State spending the only factor supporting economy

State spending the only factor supporting economy

Zero foreign tourists and record job losses will make for grim Q2 numbers

Airline staff members walk through the empty Don Mueang airport on May 26. Thailand officially recorded no foreign tourist arrivals in April, a figure that will be matched in May as the country remains closed to international flights. (Photo by Pattarapong Chatpattarasill)
Airline staff members walk through the empty Don Mueang airport on May 26. Thailand officially recorded no foreign tourist arrivals in April, a figure that will be matched in May as the country remains closed to international flights. (Photo by Pattarapong Chatpattarasill)

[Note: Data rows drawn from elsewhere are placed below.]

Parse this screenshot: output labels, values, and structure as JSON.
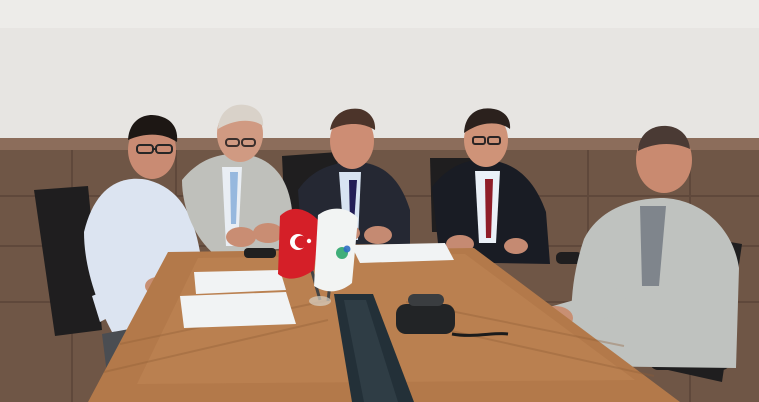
{
  "image": {
    "kind": "photograph",
    "colors": {
      "wall": "#e7e5e2",
      "wall_shadow": "#d6d2cd",
      "wood_panel": "#6f5646",
      "wood_panel_dark": "#5a4538",
      "table": "#b3794a",
      "table_light": "#c48a58",
      "table_dark": "#8f5d36",
      "chair": "#1f1e1f",
      "suit_gray": "#bfc0bb",
      "suit_dark": "#1a1d25",
      "shirt_white": "#e3e8ef",
      "skin": "#c88f73",
      "hair_dark": "#1d1714",
      "hair_gray": "#c7c1b8",
      "turkish_flag_red": "#d51f28",
      "logo_flag_white": "#f2f4f3",
      "paper": "#f1f3f4",
      "glass_slot": "#1f2a31",
      "phone": "#222426"
    }
  }
}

The economy got off to a grim start in the first month of the second quarter, with several key indicators the worst on record and state spending the only supporting factor, says a senior central bank official.

With an inbound travel ban in place to contain the coronavirus outbreak, no foreign tourists arrived in April, compared with 3.2 million in the same month last year, said Don Nakornthab, the senior director for economics and policy at the Bank of Thailand.

In the first four months of the year, there were 6.69 million international arrivals, a decrease of 52.2% from a year earlier. Most of those arrivals were in January and February. 

With the inbound flight ban in effect until June 30, two more months of zero arrivals in May and June mean more pain for tourism-related businesses, especially hotels, restaurants and passenger transport.

Meanwhile, the value of merchandise exports in April contracted by 3.3% over the same period last year. Stripping out the historical value of shipped gold, export value was down 15.9% due to the sharp decline in demand worldwide.

Exports of automobiles and parts slid 49% in April to a record low.

“Thailand’s export contraction is expected to deepen over the next one or two months, crippled by tepid global demand because of the outbreak,” said Mr Don.

Given that import value slumped 17% year-on-year in April, the current account turned to a deficit of US$700,000. However, the country still recorded a current account surplus of $8.9 billion for the four months to April.

Private consumption dipped 15.1% year-on-year, marking a record low. The contraction is seen across spending categories resulting from rising unemployment, lower income and weak consumer confidence, coupled with the postponement of the Songkran festival and lockdown measures.

In April, the consumer confidence and business sentiment indices also recorded all-time lows.

With the government’s 5,000-baht monthly handout to those who lost jobs due to the pandemic, domestic consumption is expected to improve a bit in May, but will still be lower than in May 2019.

The labour market is particularly worrisome as the number of jobless and lay-off claims spiked for those under Section 33  of the Social Security Fund, Mr Don said.

The number of companies registering for temporary business suspension under Section 75 of the Labour Protection Act increased dramatically to 2,406 in April from 445 the previous month, while employees filing under the section surged to 465,218 from 96,264.

Under Section 75 of the Labour Protection Act, an employer is entitled to temporarily cease operations, during which time it must pay employees at least 75% of their regular working-day wages. The government’s easing of the lockdown should help improve the jobless rate going forward.

“Several key economic data contracted to record-low levels in April because of the pandemic. However, government spending was the only one factor supporting the economy,” said Mr Don.

The only thing keeping the economy afloat at the moment is state spending.

Public expenditure excluding transfers continued to expand 28.9% in April from the same period last year. Current expenditure expanded from purchases of goods and services.